Qui récusera l’idée que Dominique Bernard a lui aussi tout donné et s’est donné lui-même ? Il a été assassiné par un terroriste parce qu’il était un professeur. Il incarnait la transmission des savoirs et l’ouverture d’esprit, deux crimes immondes pour des barbares assoiffés de haine et de sang. Cet amoureux de Gracq, de Van Gogh et de Bach a donné sa vie par amour de ses élèves, de la culture et de la beauté. Cette beauté, affirmait Dostoïevski, qui « sauvera le monde » et dont a confié sa famille, Dominique voulait couronner chaque instant de sa vie et de celle des siens.

S’attabler à la même table

Et si en ces heures troublées et douloureuses pour notre nation et notre monde, l’Esprit, dont nul ne sait « d’où il vient, ni où il va » (Jn 3, 8), voulait inciter les chrétiens à faire comme Thérèse : à s’attabler plus souvent avec des laïcs de bonne volonté ? Ils n’ont rien à craindre en s’asseyant à cette table même s’ils n’y trouveront ni missel ni rosaire, mais plutôt des œuvres d’auteurs profanes. Mais s’ils sont vraiment poussés par l’amour du Christ, alors ils seront forts dans leur authenticité, vrais dans la réciprocité de leurs relations.

Car l’amour qui vient du Christ, témoigne saint Paul, le désarmé du chemin de Damas, libère de la peur, de la violence et de l’orgueil. Il est décapant et remet à jour la vérité nue de chacun.

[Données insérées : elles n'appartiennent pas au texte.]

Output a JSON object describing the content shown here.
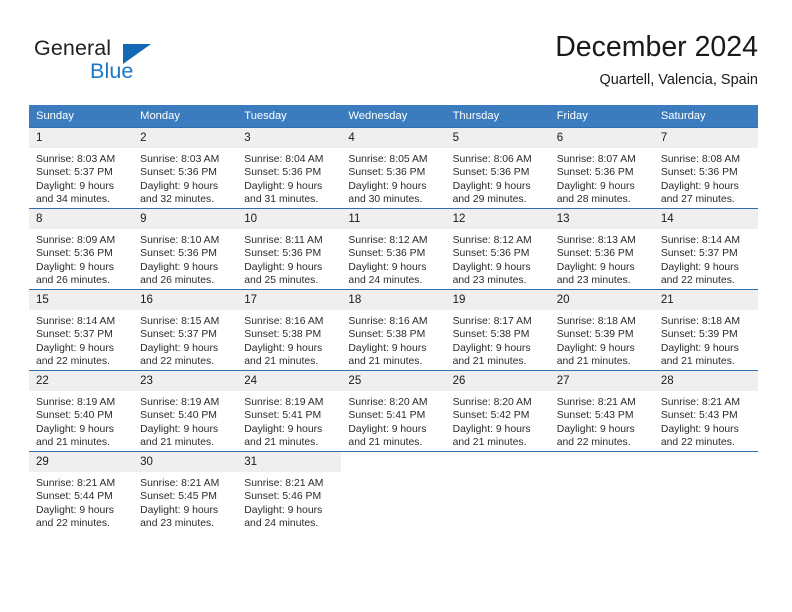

Quelle est-elle ? Nous sommes tous des « êtres sensibles », insufflés par des inspirations diverses, mais tous formés par la même glaise faite d’eau et de boue. Le miracle de l’amour, on le voit dans les vies offertes de Thérèse de Lisieux et de Dominique Bernard, c’est que des flaques de boue peuvent parfois refléter la lumière. Sous les rayons du soleil. Et briller ensemble, côte-à-côte et à l’unisson, comme le 19 octobre 2023 à Arras, autour du cercueil d’un professeur de lettres tombé au champ d’amour.

Repères

Qu’est-ce que l’athéisme, l’irréligion et la laïcité

1/ L’athéisme

L’athéisme est une doctrine niant catégoriquement l’existence d’une quelconque force divine dans l’univers. Pour un l’athée, il n’existe rien dans l’univers qui ressemble, de près ou de loin, à ce que les croyants appellent Dieu.

2/ L’irréligion

L’irréligion signifie l’absence de religion. Irréligieux (ou encore areligieux ou non religieux) est le nom donné à celui qui ne croit en aucune religion, et ce indépendamment de sa croyance ou non en un Dieu (ou en plusieurs Dieux). Donc, il est tout à fait possible d’être irréligieux sans pour autant être athée.

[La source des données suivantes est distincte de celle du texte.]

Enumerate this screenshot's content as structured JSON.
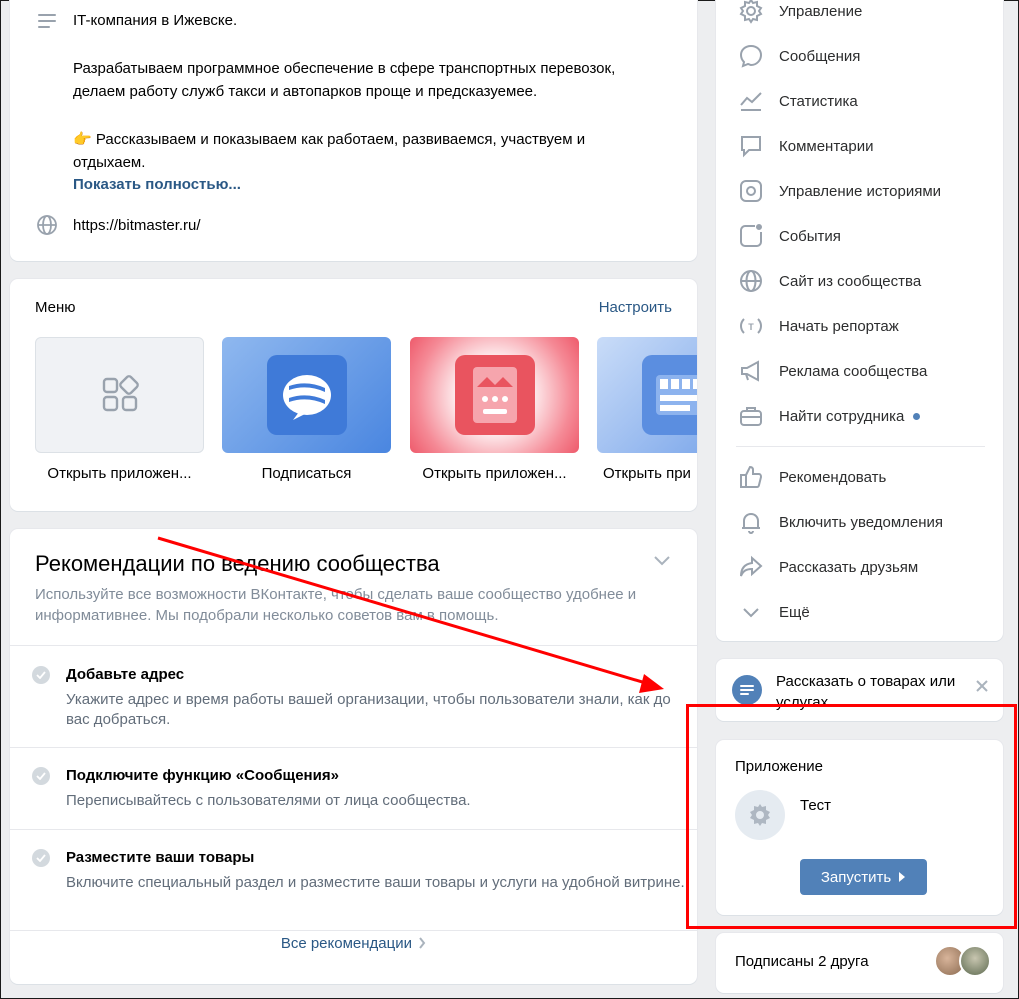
{
  "info": {
    "line1": "IT-компания в Ижевске.",
    "line2": "Разрабатываем программное обеспечение в сфере транспортных перевозок,",
    "line3": "делаем работу служб такси и автопарков проще и предсказуемее.",
    "emoji": "👉",
    "line4": "Рассказываем и показываем как работаем, развиваемся, участвуем и",
    "line5": "отдыхаем.",
    "more_label": "Показать полностью...",
    "site": "https://bitmaster.ru/"
  },
  "menu": {
    "title": "Меню",
    "setup_label": "Настроить",
    "tiles": [
      {
        "label": "Открыть приложен..."
      },
      {
        "label": "Подписаться"
      },
      {
        "label": "Открыть приложен..."
      },
      {
        "label": "Открыть при"
      }
    ]
  },
  "recommendations": {
    "title": "Рекомендации по ведению сообщества",
    "subtitle": "Используйте все возможности ВКонтакте, чтобы сделать ваше сообщество удобнее и информативнее. Мы подобрали несколько советов вам в помощь.",
    "items": [
      {
        "title": "Добавьте адрес",
        "desc": "Укажите адрес и время работы вашей организации, чтобы пользователи знали, как до вас добраться."
      },
      {
        "title": "Подключите функцию «Сообщения»",
        "desc": "Переписывайтесь с пользователями от лица сообщества."
      },
      {
        "title": "Разместите ваши товары",
        "desc": "Включите специальный раздел и разместите ваши товары и услуги на удобной витрине."
      }
    ],
    "all_label": "Все рекомендации"
  },
  "sidebar": {
    "items": [
      {
        "label": "Управление",
        "icon": "gear-icon"
      },
      {
        "label": "Сообщения",
        "icon": "message-icon"
      },
      {
        "label": "Статистика",
        "icon": "stats-icon"
      },
      {
        "label": "Комментарии",
        "icon": "comment-icon"
      },
      {
        "label": "Управление историями",
        "icon": "stories-icon"
      },
      {
        "label": "События",
        "icon": "events-icon"
      },
      {
        "label": "Сайт из сообщества",
        "icon": "globe-icon"
      },
      {
        "label": "Начать репортаж",
        "icon": "live-icon"
      },
      {
        "label": "Реклама сообщества",
        "icon": "megaphone-icon"
      },
      {
        "label": "Найти сотрудника",
        "icon": "briefcase-icon"
      },
      {
        "label": "Рекомендовать",
        "icon": "like-icon"
      },
      {
        "label": "Включить уведомления",
        "icon": "bell-icon"
      },
      {
        "label": "Рассказать друзьям",
        "icon": "share-icon"
      },
      {
        "label": "Ещё",
        "icon": "chevron-down-icon"
      }
    ]
  },
  "goods": {
    "text": "Рассказать о товарах или услугах"
  },
  "app": {
    "title": "Приложение",
    "name": "Тест",
    "button_label": "Запустить"
  },
  "friends": {
    "text": "Подписаны 2 друга"
  },
  "colors": {
    "accent": "#5181b8",
    "link": "#2a5885",
    "annotation": "#ff0000"
  }
}
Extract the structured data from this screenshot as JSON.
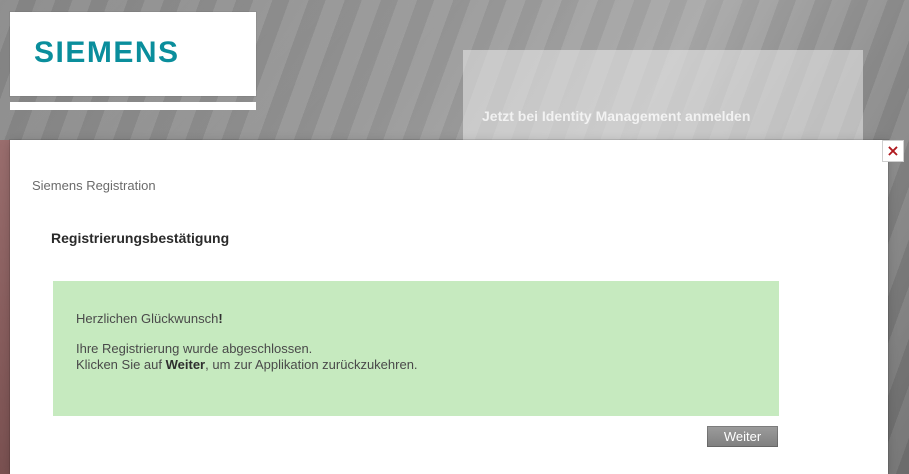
{
  "background": {
    "brand": {
      "name": "SIEMENS",
      "color": "#0A8E9C"
    },
    "top_panel_text": "Jetzt bei Identity Management anmelden"
  },
  "modal": {
    "title": "Siemens Registration",
    "heading": "Registrierungsbestätigung",
    "close_label": "×",
    "success": {
      "line1_prefix": "Herzlichen Glückwunsch",
      "line1_suffix": "!",
      "line2": "Ihre Registrierung wurde abgeschlossen.",
      "line3_prefix": "Klicken Sie auf ",
      "line3_bold": "Weiter",
      "line3_suffix": ", um zur Applikation zurückzukehren."
    },
    "primary_button_label": "Weiter"
  },
  "colors": {
    "success_bg": "#C6EABF",
    "button_bg": "#8C8C8C",
    "close_x": "#B0191E"
  },
  "icons": {
    "close": "close-icon"
  }
}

On distingue plusieurs formes d’irreligion :

L’agnosticisme

L’agnosticisme est une doctrine selon laquelle l’esprit humain ne peut connaître l’absolu. Être agnostique consiste à croire qu’une force divine peut exister et peut ne pas exister. Selon les agnostiques, Dieu peut très bien se limiter à une force surnaturelle ayant eu l’unique rôle d’initier l’Univers

Le déisme

Souvent confondu avec le théisme, le déisme affirme l’existence d’une divinité qui ne dépend d’aucun dogme et d’aucune religion révélée. Le déisme est donc une croyance individuelle et irréligieuse.

Le théisme

Le théisme peut, par contre, être ou bien irréligieux (panthéisme) ou bien religieux (monothéisme ou polythéisme).

Le panthéisme

Le panthéisme consiste à penser que Dieu est tout et que tout est en Dieu. Le panthéisme est la forme irréligieuse que peut prendre le théisme. Il s’agit d’un mot grec se composant de deux mots : pan (tout) et théisme (divinité).

3/ La Laïcité

La laïcité n’est pas une croyance ni une position religieuse ou existentielle. C’est un cadre juridique, un principe installé dans la Constitution française et dans la loi. La laïcité est le principe qui permet de faire cohabiter des gens de croyances différentes dans un même pays. D’où la nécessité de ne jamais ranger la laïcité au rang des religions comme peuvent le faire les laïcistes à la suite de Robespierre, de Ferdinand Buisson ou, plus proche de nous, de l’ancien ministre de l’Education nationale : François Peillon.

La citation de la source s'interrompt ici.